Specifically should you define all the header pins
on the mother board as INOUT and then have a daughter
board module that defines the INs and OUTs of the
daughter card?
Yes...either that or don't model the header at all. The mother board and
daughter board will each have an entity definition which will define the I/O
signals for the board (which would correspond to any headers/connectors that
are on each board). Your system level model of these two will instantiate
each of these two entities and then connect them however it is they are
meant to be connected in a real system.
Modelling the header in a simulation model kind of gums up the works a bit
and doesn't end up adding any real particular value. Since the header is
part of a board, it would end up being instantiated in the architecture for
a board as well. Like any good connector/header, each pin by itself is
bi-directional with no 'input' or 'output', so the entity for the
header/connector model would have however many pins are on the header and
they would all be 'inout' (example, io_pins: std_logic_vector(49 downto 0)
for a 50 pin header). But the header is a passive device, the active driver
for any signal on that header would be some other device on each board. So
the header model would simply be to drive all I/O pins to 'Z'. But now,
since the header model is in there, then all off the I/O for both boards has
to be 'inout' simply because the header is connected to each and every
signal and it (the header) defines them to be 'inout'. You could of course
define a 'board specific header' model that mimic the signal direction of
the real board....but then ask yourself why bother? That information is
already contained in whatever part(s) are modelling the active circuitry
that drives the I/O signals for each board.

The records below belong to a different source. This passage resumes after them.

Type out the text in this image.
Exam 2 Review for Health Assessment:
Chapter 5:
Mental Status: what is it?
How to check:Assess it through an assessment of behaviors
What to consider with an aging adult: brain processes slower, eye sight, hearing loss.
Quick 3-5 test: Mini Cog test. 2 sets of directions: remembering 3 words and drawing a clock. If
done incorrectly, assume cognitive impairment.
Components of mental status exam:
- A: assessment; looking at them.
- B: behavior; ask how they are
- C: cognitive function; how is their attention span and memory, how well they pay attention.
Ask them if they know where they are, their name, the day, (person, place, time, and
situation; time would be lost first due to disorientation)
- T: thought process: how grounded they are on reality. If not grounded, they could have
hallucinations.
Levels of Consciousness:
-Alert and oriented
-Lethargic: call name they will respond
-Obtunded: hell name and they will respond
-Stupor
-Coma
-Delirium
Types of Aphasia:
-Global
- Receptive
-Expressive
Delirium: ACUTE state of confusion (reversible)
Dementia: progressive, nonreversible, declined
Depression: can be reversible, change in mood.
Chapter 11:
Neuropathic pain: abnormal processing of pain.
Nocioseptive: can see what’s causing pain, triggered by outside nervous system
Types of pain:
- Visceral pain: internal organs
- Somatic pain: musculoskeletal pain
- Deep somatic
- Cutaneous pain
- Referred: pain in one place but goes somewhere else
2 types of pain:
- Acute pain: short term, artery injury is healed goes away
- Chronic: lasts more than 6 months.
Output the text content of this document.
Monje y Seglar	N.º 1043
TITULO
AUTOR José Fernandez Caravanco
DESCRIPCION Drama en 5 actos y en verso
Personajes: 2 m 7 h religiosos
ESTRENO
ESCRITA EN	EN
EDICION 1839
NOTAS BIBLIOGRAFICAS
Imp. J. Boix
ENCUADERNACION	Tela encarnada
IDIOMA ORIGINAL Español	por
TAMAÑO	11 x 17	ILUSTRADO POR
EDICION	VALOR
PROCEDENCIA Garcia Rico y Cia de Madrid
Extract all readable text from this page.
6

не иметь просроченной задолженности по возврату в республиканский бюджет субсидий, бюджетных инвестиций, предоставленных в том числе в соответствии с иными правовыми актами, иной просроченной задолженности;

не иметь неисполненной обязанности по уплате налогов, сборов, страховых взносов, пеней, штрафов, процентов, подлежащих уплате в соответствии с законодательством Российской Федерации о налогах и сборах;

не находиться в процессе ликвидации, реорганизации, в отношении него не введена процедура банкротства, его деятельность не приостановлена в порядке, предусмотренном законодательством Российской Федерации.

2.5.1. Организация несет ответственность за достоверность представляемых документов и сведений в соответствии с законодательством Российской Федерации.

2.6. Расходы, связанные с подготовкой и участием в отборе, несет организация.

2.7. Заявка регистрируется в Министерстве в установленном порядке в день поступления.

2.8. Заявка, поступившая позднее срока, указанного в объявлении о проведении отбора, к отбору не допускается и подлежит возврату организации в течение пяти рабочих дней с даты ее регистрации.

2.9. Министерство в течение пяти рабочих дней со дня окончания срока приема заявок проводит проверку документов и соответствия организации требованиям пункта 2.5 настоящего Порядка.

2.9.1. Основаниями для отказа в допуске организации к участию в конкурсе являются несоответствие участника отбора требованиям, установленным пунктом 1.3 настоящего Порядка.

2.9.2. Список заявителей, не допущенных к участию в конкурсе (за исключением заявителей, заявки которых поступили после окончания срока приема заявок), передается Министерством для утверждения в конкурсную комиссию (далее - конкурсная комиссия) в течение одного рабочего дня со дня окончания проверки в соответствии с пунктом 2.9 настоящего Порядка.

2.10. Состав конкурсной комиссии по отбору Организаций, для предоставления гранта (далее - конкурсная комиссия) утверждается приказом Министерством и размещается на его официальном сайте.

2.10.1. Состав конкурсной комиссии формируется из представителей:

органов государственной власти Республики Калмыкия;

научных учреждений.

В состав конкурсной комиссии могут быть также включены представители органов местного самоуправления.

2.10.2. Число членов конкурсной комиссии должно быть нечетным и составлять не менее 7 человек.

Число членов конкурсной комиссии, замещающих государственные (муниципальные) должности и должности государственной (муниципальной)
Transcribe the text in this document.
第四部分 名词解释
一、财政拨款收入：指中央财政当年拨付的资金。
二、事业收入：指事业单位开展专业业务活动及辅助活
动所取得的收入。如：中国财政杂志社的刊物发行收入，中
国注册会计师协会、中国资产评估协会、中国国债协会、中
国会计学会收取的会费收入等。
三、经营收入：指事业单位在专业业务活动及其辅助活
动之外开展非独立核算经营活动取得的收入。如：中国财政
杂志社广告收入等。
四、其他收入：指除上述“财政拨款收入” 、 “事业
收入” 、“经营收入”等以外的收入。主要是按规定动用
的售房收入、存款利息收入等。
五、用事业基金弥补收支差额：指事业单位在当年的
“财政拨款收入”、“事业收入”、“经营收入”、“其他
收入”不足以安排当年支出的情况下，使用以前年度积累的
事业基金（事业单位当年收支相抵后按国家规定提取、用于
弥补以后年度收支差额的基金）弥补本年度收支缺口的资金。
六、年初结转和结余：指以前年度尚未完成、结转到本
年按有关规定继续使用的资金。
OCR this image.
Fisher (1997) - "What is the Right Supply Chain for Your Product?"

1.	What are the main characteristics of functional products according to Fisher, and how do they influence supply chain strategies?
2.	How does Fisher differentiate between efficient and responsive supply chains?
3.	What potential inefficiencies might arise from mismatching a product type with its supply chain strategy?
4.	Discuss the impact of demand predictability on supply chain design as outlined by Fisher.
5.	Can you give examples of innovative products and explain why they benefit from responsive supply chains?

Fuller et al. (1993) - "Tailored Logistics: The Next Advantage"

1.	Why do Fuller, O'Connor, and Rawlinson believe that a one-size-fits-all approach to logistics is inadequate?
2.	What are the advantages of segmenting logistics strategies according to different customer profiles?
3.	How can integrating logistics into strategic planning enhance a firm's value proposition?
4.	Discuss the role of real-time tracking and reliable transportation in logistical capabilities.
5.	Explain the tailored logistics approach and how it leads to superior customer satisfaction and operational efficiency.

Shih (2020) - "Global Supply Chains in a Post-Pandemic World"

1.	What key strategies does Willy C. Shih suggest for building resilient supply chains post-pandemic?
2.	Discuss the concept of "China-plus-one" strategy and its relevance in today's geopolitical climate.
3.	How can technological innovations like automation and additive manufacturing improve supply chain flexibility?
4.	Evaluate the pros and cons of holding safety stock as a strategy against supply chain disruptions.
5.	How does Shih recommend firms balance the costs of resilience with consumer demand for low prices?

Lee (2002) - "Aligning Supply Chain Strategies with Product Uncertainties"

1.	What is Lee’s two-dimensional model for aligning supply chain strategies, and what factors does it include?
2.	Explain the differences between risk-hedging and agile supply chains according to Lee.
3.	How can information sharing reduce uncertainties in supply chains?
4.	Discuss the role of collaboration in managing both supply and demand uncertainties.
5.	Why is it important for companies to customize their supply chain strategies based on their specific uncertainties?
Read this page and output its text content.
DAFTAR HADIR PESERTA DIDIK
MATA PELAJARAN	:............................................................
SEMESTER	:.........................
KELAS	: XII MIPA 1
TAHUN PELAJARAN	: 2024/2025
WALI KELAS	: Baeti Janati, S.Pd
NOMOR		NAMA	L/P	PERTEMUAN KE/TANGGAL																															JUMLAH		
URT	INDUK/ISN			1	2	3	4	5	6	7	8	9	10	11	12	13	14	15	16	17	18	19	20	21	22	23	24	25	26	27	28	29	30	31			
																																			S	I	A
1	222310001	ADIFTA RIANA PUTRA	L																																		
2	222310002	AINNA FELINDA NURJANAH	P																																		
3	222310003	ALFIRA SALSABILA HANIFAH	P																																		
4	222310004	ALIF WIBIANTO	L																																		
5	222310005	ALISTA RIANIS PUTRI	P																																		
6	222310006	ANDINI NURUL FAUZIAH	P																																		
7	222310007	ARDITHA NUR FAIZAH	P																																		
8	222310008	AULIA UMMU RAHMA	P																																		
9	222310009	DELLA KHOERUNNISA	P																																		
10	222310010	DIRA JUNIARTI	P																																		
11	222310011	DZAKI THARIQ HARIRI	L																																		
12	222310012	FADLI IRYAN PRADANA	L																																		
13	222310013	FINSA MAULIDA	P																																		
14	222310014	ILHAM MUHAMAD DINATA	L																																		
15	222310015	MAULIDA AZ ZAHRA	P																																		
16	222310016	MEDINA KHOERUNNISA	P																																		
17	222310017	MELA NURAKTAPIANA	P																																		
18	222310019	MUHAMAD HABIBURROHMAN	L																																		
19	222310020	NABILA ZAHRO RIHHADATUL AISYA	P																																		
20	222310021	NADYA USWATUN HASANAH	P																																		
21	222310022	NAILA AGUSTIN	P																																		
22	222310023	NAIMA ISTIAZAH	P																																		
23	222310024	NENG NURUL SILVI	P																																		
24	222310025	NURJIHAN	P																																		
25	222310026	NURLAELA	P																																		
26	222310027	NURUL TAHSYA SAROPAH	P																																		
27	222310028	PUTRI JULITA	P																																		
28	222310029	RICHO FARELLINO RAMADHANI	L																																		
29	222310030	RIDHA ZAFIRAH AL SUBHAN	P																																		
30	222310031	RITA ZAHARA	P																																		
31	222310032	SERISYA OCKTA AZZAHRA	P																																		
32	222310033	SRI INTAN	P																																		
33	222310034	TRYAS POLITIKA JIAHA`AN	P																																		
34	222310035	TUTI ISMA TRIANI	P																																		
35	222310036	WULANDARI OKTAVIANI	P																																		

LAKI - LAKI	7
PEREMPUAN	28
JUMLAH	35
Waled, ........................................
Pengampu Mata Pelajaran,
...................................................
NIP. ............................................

If you're using a CAD tool generated PCBA VHDL model for each of the boards,
then the header will be instantiated and there isn't much you can do about
it other than to model the header as an all 'Z' driver or create board
specific header models. If you're simply cobbling together your own system
model then adding the header to the model adds no real value and, as I
explained above, takes more effort and makes it less clear about real signal
directions.
How does this effect the synthesis
of the IO pins? Is, for example, an INOUT tristate
pin with the output always disabled exactly
equivalent to an IN pin?
From a simulation perspective, no they are not equivalent, because an 'in'
pin can not have any drivers on it and an 'inout' is a driver even if that
driver is always disabled. It won't compile.